Cholesterol can be a confusing topic. Many people view cholesterol as a bad thing, but your body actually needs cholesterol to work properly. The problem is having too much cholesterol, especially the wrong type, in your blood. High levels of cholesterol can clog arteries and increase your risk for heart diseases.
Your liver produces cholesterol, which is a waxy, fatty substance. You also get cholesterol from eating certain foods, such as meat and dairy products. There are different types of cholesterol, and people often refer to the different types of cholesterol as “good cholesterol” or “bad cholesterol”.
- LDL (low-density lipoproteins) is commonly referred to as “bad cholesterol”. High LDL levels mean increased risk for cholesterol buildup in the arteries, and increased risk for heart disease.
- HDL (high-density lipoproteins) is the “good cholesterol”. HDL cholesterol carries cholesterol back to the liver from the rest of the body, where it is removed from the body.
There are other types of cholesterol, including very-low-density lipoproteins (VLDL), but HDL and LDL are the two main types of cholesterol that most people need to pay attention to.
Ways to lower your cholesterol
You want to keep your cholesterol levels within the appropriate range. This may mean lowering LDL levels or increasing HDL levels. If you are told that you need to lower your cholesterol, this typically means that your LDL cholesterol levels, or total cholesterol levels (which includes both LDL cholesterol and HDL cholesterol), must come down.
Several things influence your cholesterol levels:
Your diet plays an important role in managing cholesterol.

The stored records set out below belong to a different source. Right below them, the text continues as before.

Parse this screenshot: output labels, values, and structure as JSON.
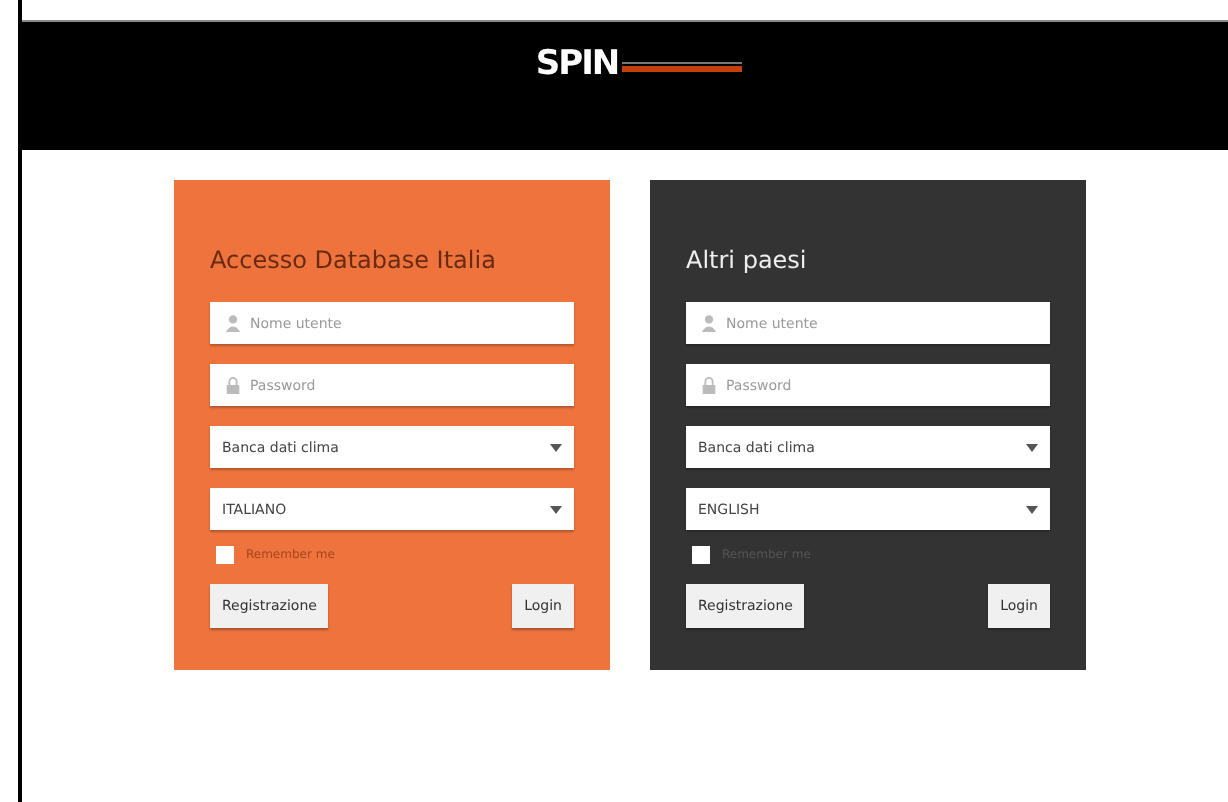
{
  "header": {
    "logo": "SPIN"
  },
  "panels": [
    {
      "kind": "orange",
      "title": "Accesso Database Italia",
      "username": {
        "placeholder": "Nome utente"
      },
      "password": {
        "placeholder": "Password"
      },
      "database": {
        "value": "Banca dati clima"
      },
      "language": {
        "value": "ITALIANO"
      },
      "remember": {
        "label": "Remember me",
        "checked": false
      },
      "buttons": [
        "Registrazione",
        "Login"
      ]
    },
    {
      "kind": "dark",
      "title": "Altri paesi",
      "username": {
        "placeholder": "Nome utente"
      },
      "password": {
        "placeholder": "Password"
      },
      "database": {
        "value": "Banca dati clima"
      },
      "language": {
        "value": "ENGLISH"
      },
      "remember": {
        "label": "Remember me",
        "checked": false
      },
      "buttons": [
        "Registrazione",
        "Login"
      ]
    }
  ]
}
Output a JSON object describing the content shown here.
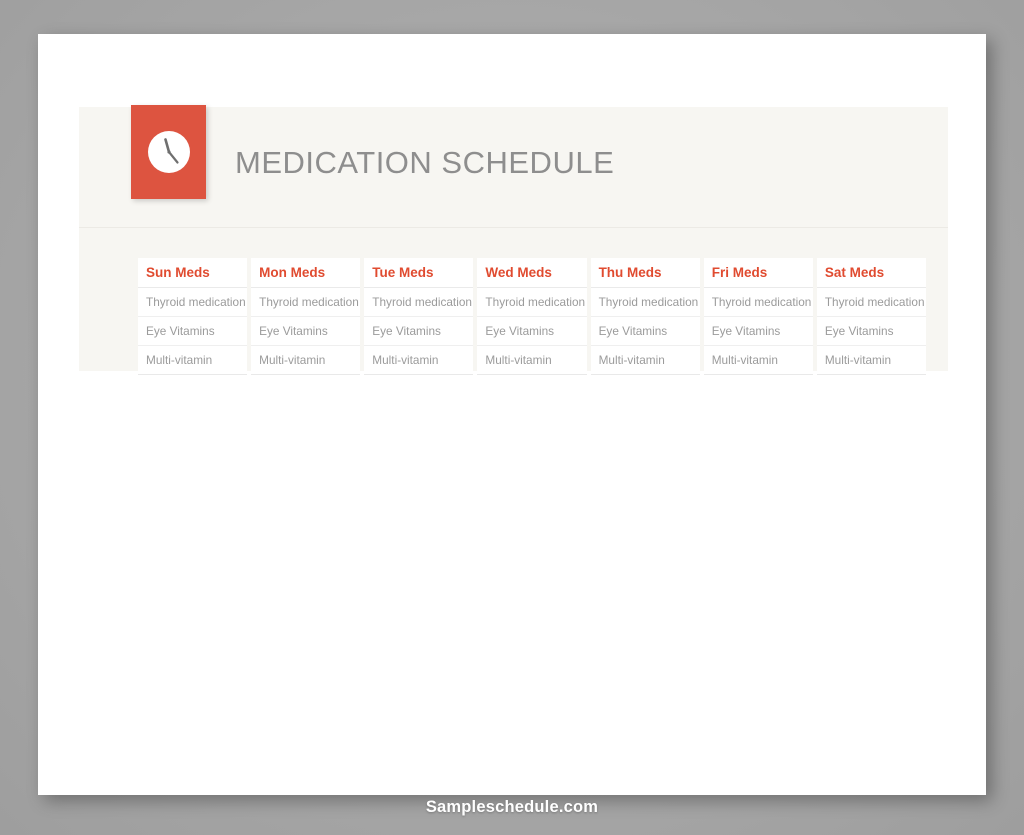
{
  "document": {
    "title": "MEDICATION SCHEDULE",
    "icon": "clock-icon",
    "accent_color": "#dd5440",
    "header_text_color": "#e04b30",
    "title_color": "#8e8e8e",
    "body_text_color": "#9b9b9b",
    "panel_background": "#f7f6f2",
    "page_background": "#ffffff",
    "canvas_background": "#a9a9a9"
  },
  "table": {
    "columns": [
      "Sun Meds",
      "Mon Meds",
      "Tue Meds",
      "Wed Meds",
      "Thu Meds",
      "Fri Meds",
      "Sat Meds"
    ],
    "rows": [
      [
        "Thyroid medication",
        "Thyroid medication",
        "Thyroid medication",
        "Thyroid medication",
        "Thyroid medication",
        "Thyroid medication",
        "Thyroid medication"
      ],
      [
        "Eye Vitamins",
        "Eye Vitamins",
        "Eye Vitamins",
        "Eye Vitamins",
        "Eye Vitamins",
        "Eye Vitamins",
        "Eye Vitamins"
      ],
      [
        "Multi-vitamin",
        "Multi-vitamin",
        "Multi-vitamin",
        "Multi-vitamin",
        "Multi-vitamin",
        "Multi-vitamin",
        "Multi-vitamin"
      ]
    ]
  },
  "footer": {
    "watermark": "Sampleschedule.com"
  }
}
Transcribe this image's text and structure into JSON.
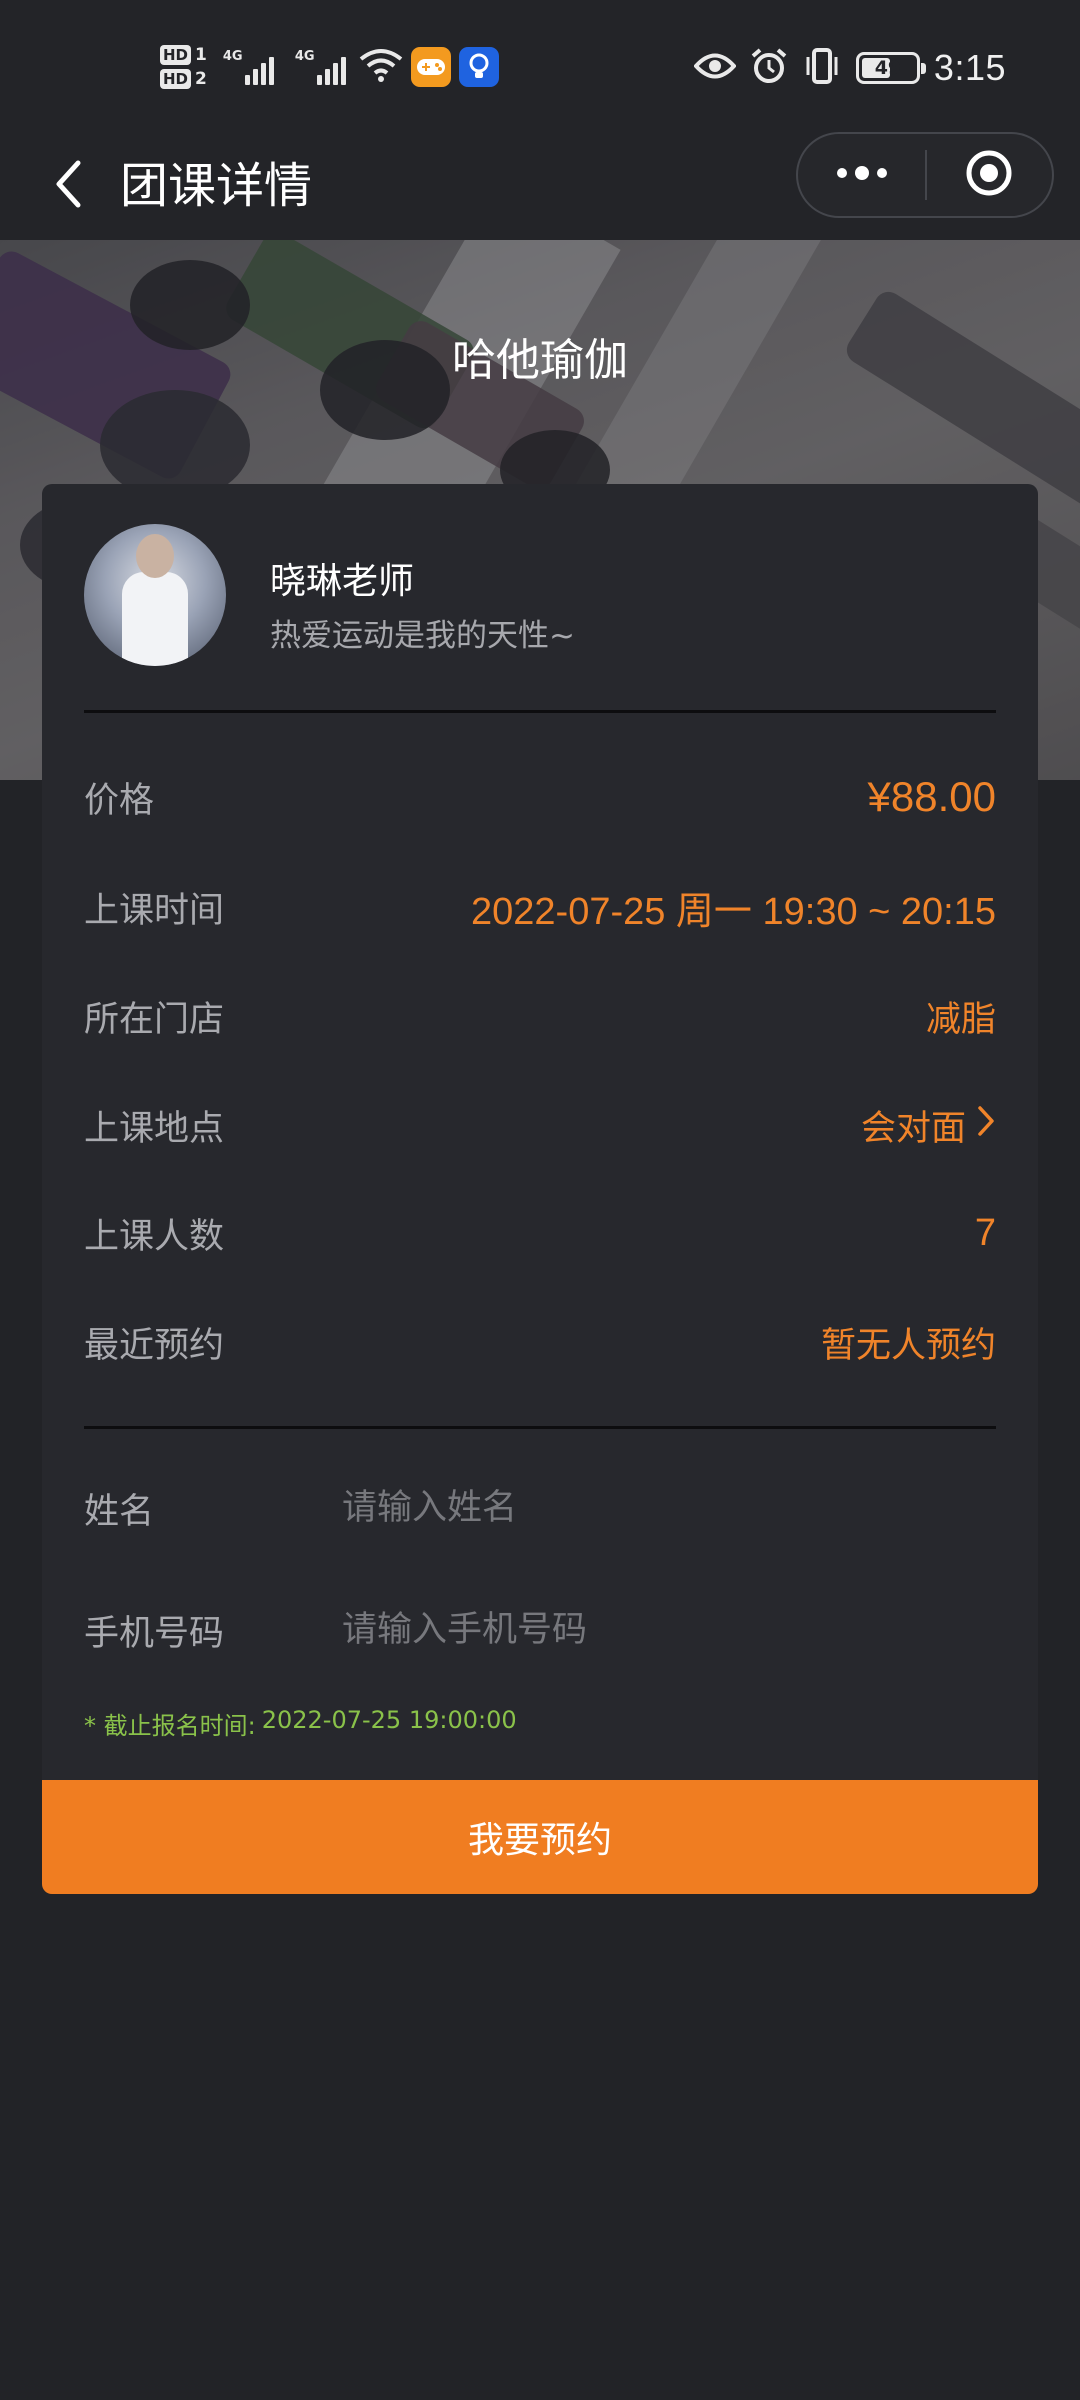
{
  "status_bar": {
    "time": "3:15",
    "battery_level": "49",
    "sim1_label": "HD",
    "sim1_slot": "1",
    "sim2_label": "HD",
    "sim2_slot": "2",
    "network_1": "4G",
    "network_2": "4G",
    "icons": [
      "hd-icon",
      "signal-icon",
      "wifi-icon",
      "game-app-icon",
      "bulb-app-icon",
      "eye-icon",
      "alarm-icon",
      "vibrate-icon",
      "battery-icon"
    ]
  },
  "nav": {
    "title": "团课详情",
    "back_icon": "chevron-left-icon",
    "more_icon": "more-dots-icon",
    "close_icon": "target-circle-icon"
  },
  "hero": {
    "title": "哈他瑜伽"
  },
  "teacher": {
    "name": "晓琳老师",
    "motto": "热爱运动是我的天性~"
  },
  "details": [
    {
      "label": "价格",
      "value": "¥88.00"
    },
    {
      "label": "上课时间",
      "value": "2022-07-25 周一 19:30 ~ 20:15"
    },
    {
      "label": "所在门店",
      "value": "减脂"
    },
    {
      "label": "上课地点",
      "value": "会对面"
    },
    {
      "label": "上课人数",
      "value": "7"
    },
    {
      "label": "最近预约",
      "value": "暂无人预约"
    }
  ],
  "form": {
    "name_label": "姓名",
    "name_placeholder": "请输入姓名",
    "name_value": "",
    "phone_label": "手机号码",
    "phone_placeholder": "请输入手机号码",
    "phone_value": ""
  },
  "deadline": {
    "label": "* 截止报名时间:",
    "value": "2022-07-25 19:00:00"
  },
  "book_button": "我要预约",
  "colors": {
    "background": "#222327",
    "card": "#27282d",
    "accent": "#f07d21",
    "deadline": "#8ac24a"
  }
}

Include foods rich in omega-3 fatty acids: salmon, mackerel, herring, oysters, flaxseeds, soybeans, and walnuts. You also want foods high in soluble fiber. Soluble fiber binds to cholesterol, which helps the blood remove it from the body. This includes whole grains, oatmeal, beans, eggplant, Brussels sprouts, broccoli, apples, citrus, pears, and grapes. Avoid foods that are high in saturated fats, trans fats, sodium, and foods that are high in cholesterol.
Don’t smoke. You may know that smoking cigarettes increases your risk for heart disease, heart attack, stroke, lung cancer, and premature death, but did you know that it also affects your cholesterol levels? Quitting smoking helps raise HDL cholesterol, or “good cholesterol”, levels.
Exercise every day. It helps raise HDL levels, helps you manage a healthy weight, and promotes good overall health. The CDC recommends a minimum of 150 minutes of moderate-intensity physical activity, or 75 minutes of vigorous-intensity physical activity, each week. Talk to your doctor about the amount of exercise that’s right for you.
How do you check cholesterol levels?
Talk to your primary care physician to get your cholesterol checked. Your doctor may order a test that measures your cholesterol levels. Your doctor will then work with you to determine the best way to manage your cholesterol.